On the upside, Baghlan benefits from diversification by business segment and favorable profitability levels under its existing contracts. Azerbaijan's developing business environment currently creates barriers to entry to Baghlan's key niche markets, although this could change in the future. Baghlan's debt of AZN233 million on Dec. 31, 2012, is quite manageable. In our base-case scenario, we assume that the company will maintain its generally prudent approach to leverage. Baghlan's invests in its oil and gas project via a production sharing agreement, which helps it to share capital expenditures with its partners and enables it to recover investments relatively quickly when production increases are achieved. The company's projects in other segments require only small maintenance capital expenditures, the statement said.

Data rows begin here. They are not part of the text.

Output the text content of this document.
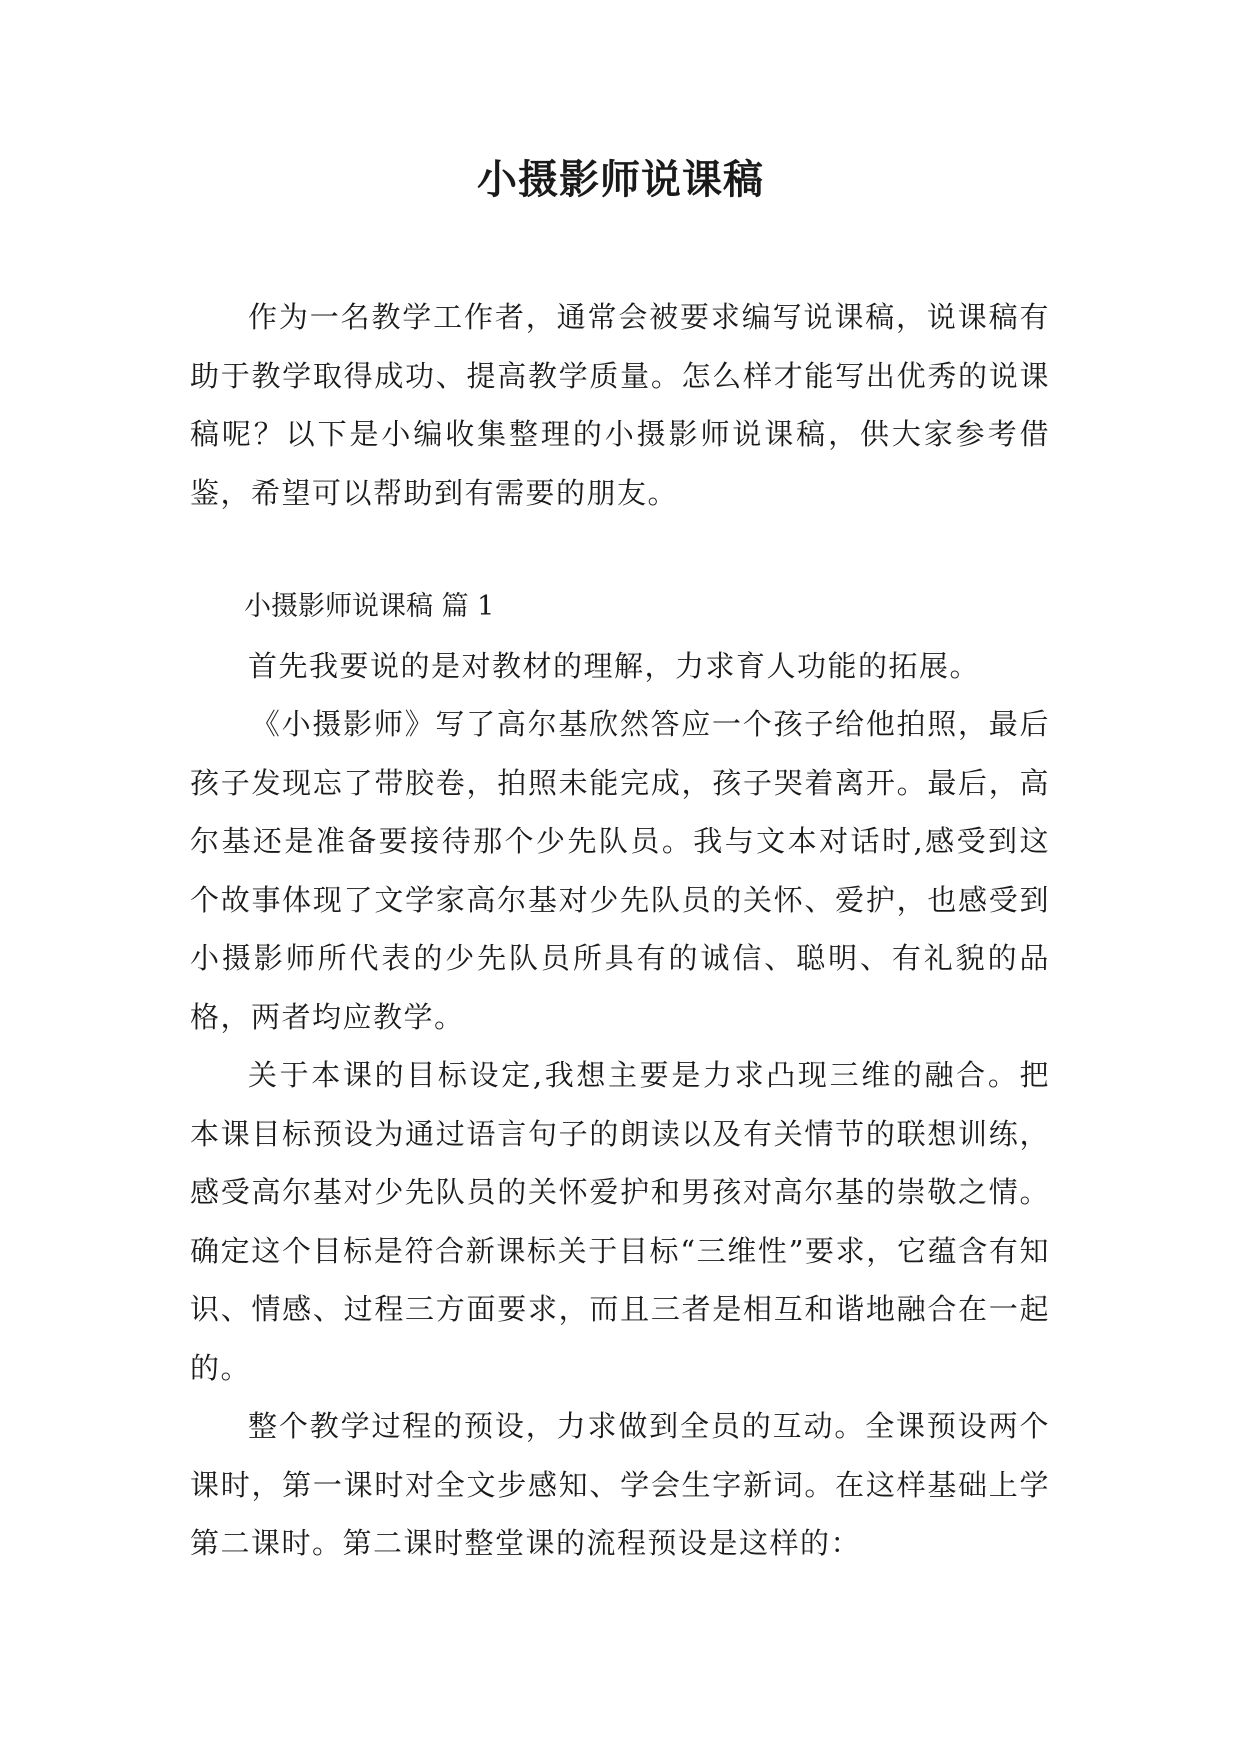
小摄影师说课稿

作为一名教学工作者，通常会被要求编写说课稿，说课稿有助于教学取得成功、提高教学质量。怎么样才能写出优秀的说课稿呢？以下是小编收集整理的小摄影师说课稿，供大家参考借鉴，希望可以帮助到有需要的朋友。

小摄影师说课稿 篇 1

首先我要说的是对教材的理解，力求育人功能的拓展。

《小摄影师》写了高尔基欣然答应一个孩子给他拍照，最后孩子发现忘了带胶卷，拍照未能完成，孩子哭着离开。最后，高尔基还是准备要接待那个少先队员。我与文本对话时,感受到这个故事体现了文学家高尔基对少先队员的关怀、爱护，也感受到小摄影师所代表的少先队员所具有的诚信、聪明、有礼貌的品格，两者均应教学。

关于本课的目标设定,我想主要是力求凸现三维的融合。把本课目标预设为通过语言句子的朗读以及有关情节的联想训练，感受高尔基对少先队员的关怀爱护和男孩对高尔基的崇敬之情。确定这个目标是符合新课标关于目标“三维性”要求，它蕴含有知识、情感、过程三方面要求，而且三者是相互和谐地融合在一起的。

整个教学过程的预设，力求做到全员的互动。全课预设两个课时，第一课时对全文步感知、学会生字新词。在这样基础上学第二课时。第二课时整堂课的流程预设是这样的：
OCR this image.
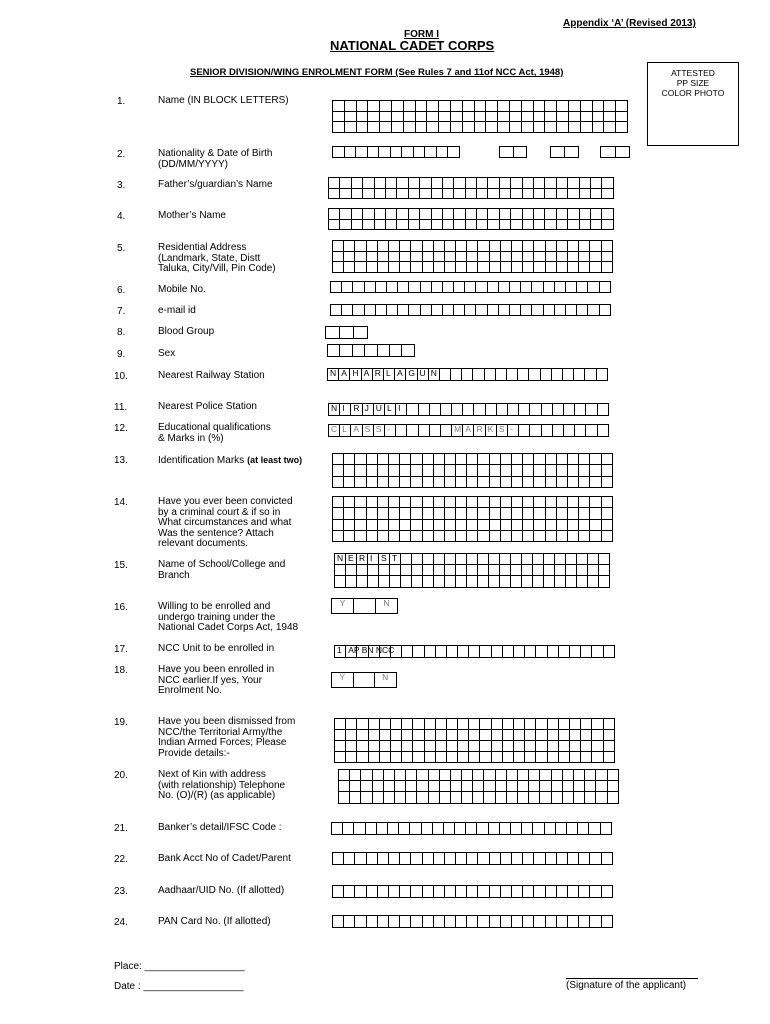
Appendix ‘A’ (Revised 2013)
FORM I
NATIONAL CADET CORPS
SENIOR DIVISION/WING ENROLMENT FORM (See Rules 7 and 11of NCC Act, 1948)	ATTESTED
PP SIZE
COLOR PHOTO
1.	Name (IN BLOCK LETTERS)
2.	Nationality & Date of Birth
(DD/MM/YYYY)
3.	Father’s/guardian’s Name
4.	Mother’s Name
5.	Residential Address
(Landmark, State, Distt
Taluka, City/Vill, Pin Code)
6.	Mobile No.
7.	e-mail id
8.	Blood Group
9.	Sex
10.	Nearest Railway Station	N A H A R L A G U N
11.	Nearest Police Station	N I	R J U L I
12.	Educational qualifications
& Marks in (%)
C L A S S -	M A R K S -
13.	Identification Marks (at least two)
14.	Have you ever been convicted
by a criminal court & if so in
What circumstances and what
Was the sentence? Attach
relevant documents.
15.	Name of School/College and
Branch
N E R I	S T
16.	Willing to be enrolled and
undergo training under the
National Cadet Corps Act, 1948
Y	N
17.	NCC Unit to be enrolled in	1 AP BN NCC
18.	Have you been enrolled in
NCC earlier.If yes, Your
Enrolment No.
Y	N
19.	Have you been dismissed from
NCC/the Territorial Army/the
Indian Armed Forces; Please
Provide details:-
20.	Next of Kin with address
(with relationship) Telephone
No. (O)/(R) (as applicable)
21.	Banker’s detail/IFSC Code :
22.	Bank Acct No of Cadet/Parent
23.	Aadhaar/UID No. (If allotted)
24.	PAN Card No. (If allotted)
Place: __________________
Date : __________________	(Signature of the applicant)
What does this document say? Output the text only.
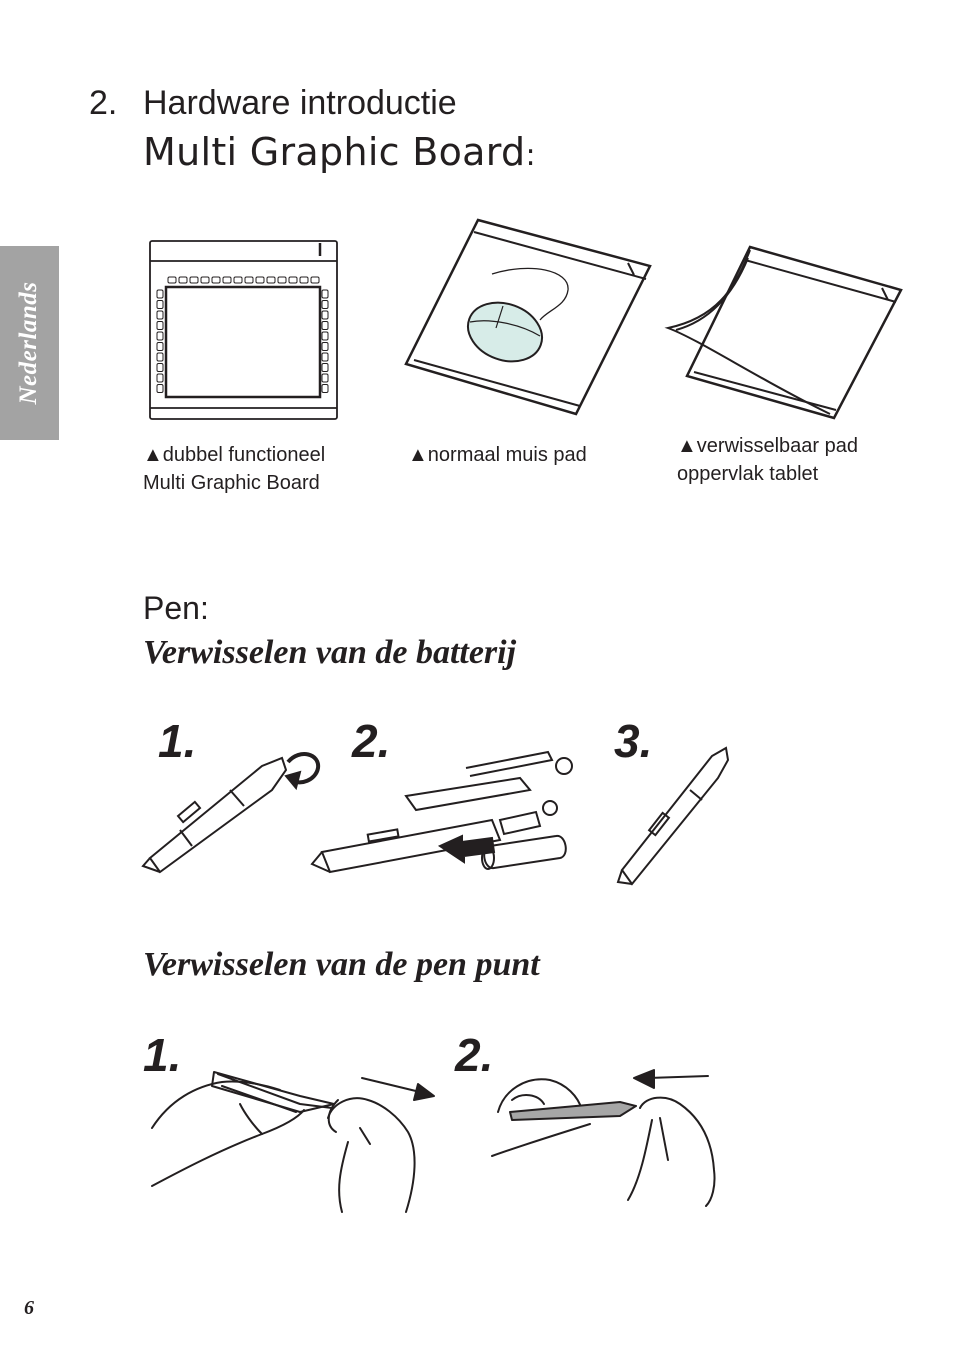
Nederlands
2. Hardware introductie
Multi Graphic Board:
▲dubbel functioneel
Multi Graphic Board
▲normaal muis pad	▲verwisselbaar pad
oppervlak tablet
Pen:
Verwisselen van de batterij
1.	2.	3.
Verwisselen van de pen punt
1.	2.
6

The stable outlook reflects our expectation that Baghlan will maintain manageable liquidity over the next few years, and avoid any further large working capital outlays or any deterioration in the key terms of its largest contracts. We expect Baghlan to maintain healthy headroom under the covenant that limits its ratio of debt to EBITDA at 2.5x. We have not factored any major debt-financed acquisitions into our base-case scenario.

"We could consider lowering the rating on Baghlan if we observed a squeeze on liquidity, a significant negative change in the profitability of key contracts, or the company made large debt-financed acquisitions. We have not factored these possibilities into our base-case scenario, however," the statement said.

According to Standard & Poor's, rating upside is limited in the short to medium term because of the company's limited size and the inherent high volatility in its business.